Und während die einen bereits ihre erfolgreich bestandene Prüfung feierten, mussten sich die anderen noch der Herausforderung stellen. „Seit Februar haben wir zusätzlich zu den normalen Proben und Ausbildungen bis zu drei Mal wöchentlich für die Abnahme der Leistungsübungen trainiert“, sagte Marco Weitz, Gruppenführer der Feuerwehr Gernsbach. „Das Leistungsabzeichen ist eine Ehrensache, es gehört zu einem Feuerwehrmann dazu, es bringt Routine im Einsatzablauf und fördert die Kameradschaft sowie die Teamarbeit“, fügte er hinzu.

Über 2.000 Feuerwehrkameraden im Landkreis Rastatt erhielten in den vergangenen Jahren das Leistungsabzeichen in Gold, das nach bestandener Prüfung des Leistungsabzeichens in Bronze und Silber absolviert werden kann. Voraussetzung für das Leistungsabzeichen in Bronze ist das Mindestalter von 17 Jahren, eine Grundausbildung und Truppmannausbildung I. Für die Leistungsabzeichen in Silber und Gold ist ein Alter von 18 Jahren sowie eine Atemschutzausbildung Voraussetzung.

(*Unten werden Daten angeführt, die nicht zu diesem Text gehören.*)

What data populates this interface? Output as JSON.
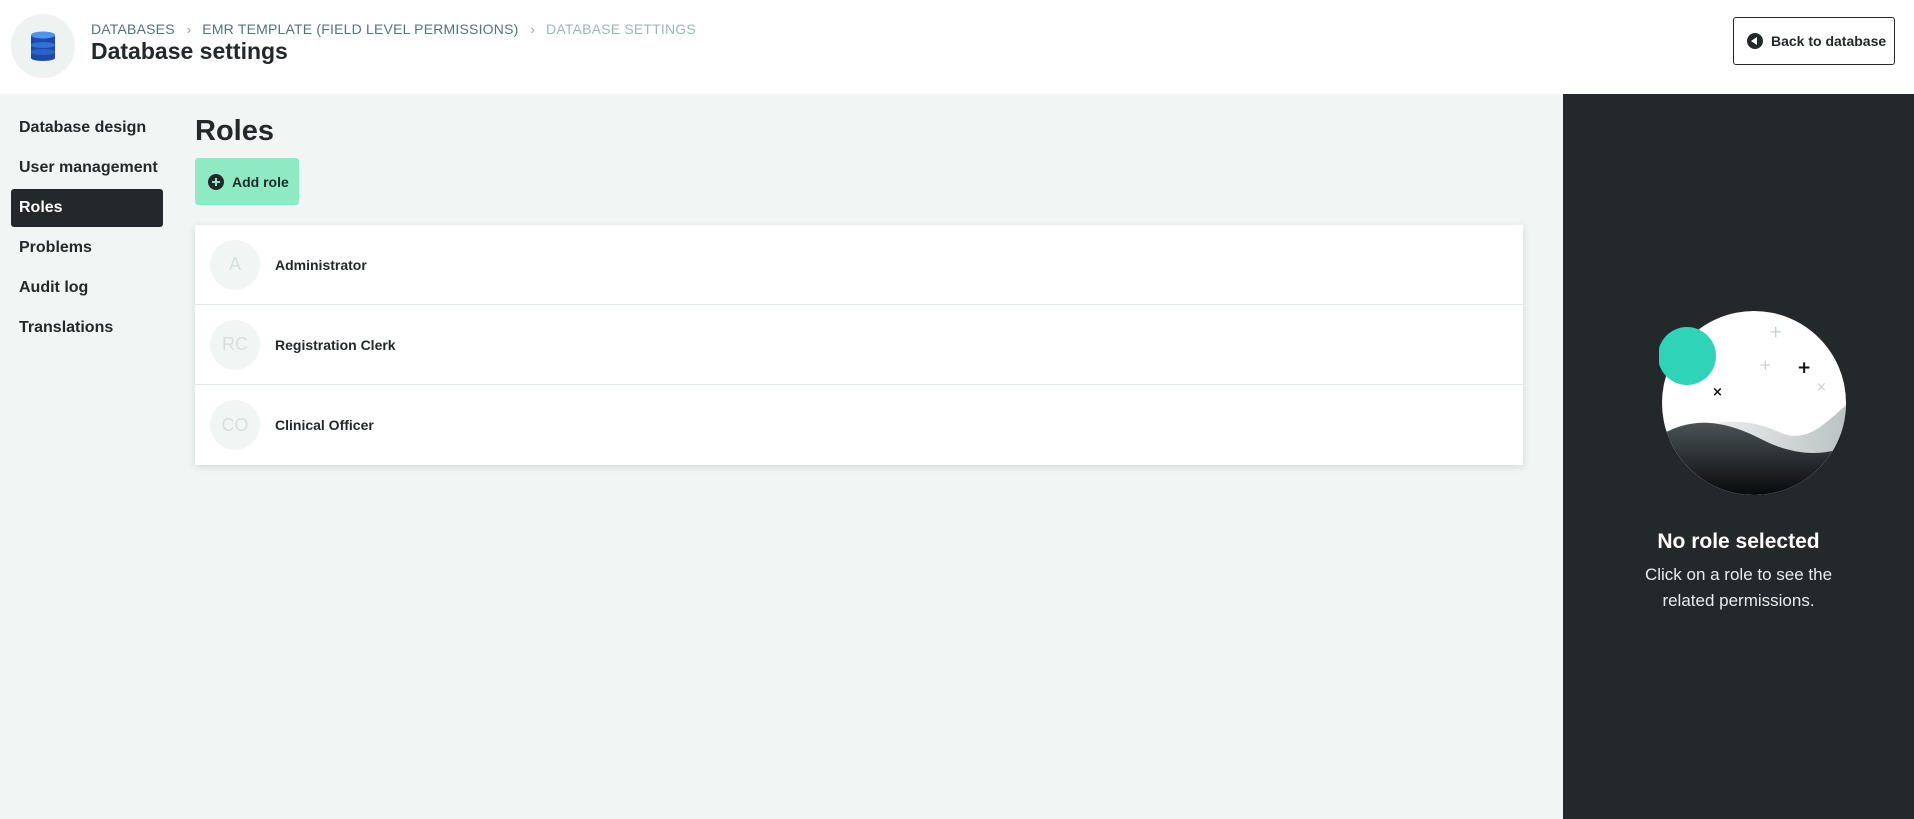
{
  "header": {
    "breadcrumb": [
      "DATABASES",
      "EMR TEMPLATE (FIELD LEVEL PERMISSIONS)",
      "DATABASE SETTINGS"
    ],
    "page_title": "Database settings",
    "back_button_label": "Back to database"
  },
  "sidebar": {
    "items": [
      {
        "label": "Database design",
        "active": false
      },
      {
        "label": "User management",
        "active": false
      },
      {
        "label": "Roles",
        "active": true
      },
      {
        "label": "Problems",
        "active": false
      },
      {
        "label": "Audit log",
        "active": false
      },
      {
        "label": "Translations",
        "active": false
      }
    ]
  },
  "main": {
    "title": "Roles",
    "add_role_label": "Add role",
    "roles": [
      {
        "initials": "A",
        "name": "Administrator"
      },
      {
        "initials": "RC",
        "name": "Registration Clerk"
      },
      {
        "initials": "CO",
        "name": "Clinical Officer"
      }
    ]
  },
  "right_panel": {
    "title": "No role selected",
    "description": "Click on a role to see the related permissions."
  },
  "colors": {
    "dark": "#23292a",
    "accent_green": "#8deac3",
    "teal": "#2ed3b8",
    "page_bg": "#f1f6f5",
    "breadcrumb": "#547476"
  },
  "icons": {
    "logo": "database-icon",
    "back": "arrow-left-circle-icon",
    "add": "plus-circle-icon",
    "breadcrumb_separator": "chevron-right-icon"
  }
}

„Ich erwarte, dass alle nach dem Abschluss der Grundausbildung mindestens das Feuerwehr-Leistungsabzeichen in Bronze machen sollten“, sagte Kreisbrandmeister Heiko Schäfer, der selbst alle drei Stufen erfolgreich absolviert hatte. „Ich weiß aus eigener Erfahrung, welchen Mehrwert das Training zum Leistungsabzeichen bringt“, so Schäfer. „Wer im Sport erfolgreich sein will, muss viel trainieren. Wir machen keinen Sport, aber wir wollen und müssen Menschen retten. Daher müssen wir eine gute und verlässliche Arbeit abliefern“, betonte der Kreisbrandmeister.

Insgesamt konnte Schäfer an acht Gruppen das Leistungsabzeichen in Bronze, an sieben Gruppen das Leistungsabzeichen in Silber und an sechs Gruppen das Leistungsabzeichen in Gold vergeben. Das goldene Leistungsabzeichen erhielten die Gruppen der Feuerwehren Forbach, Gernsbach, Muggensturm und Gaggenau-Bad Rotenfels. Das Leistungsabzeichen in Silber ging an die Gruppen der Feuerwehren Durmersheim, Iffezheim, Gernsbach-Lautenbach, Gaggenau-Michelbach und Lichtenau. Das bronzene Leistungsabzeichen erhielten die Gruppen der Feuerwehren Lichtenau, Bischweier, Sinzheim, Rastatt-Ottersdorf und Kuppenheim.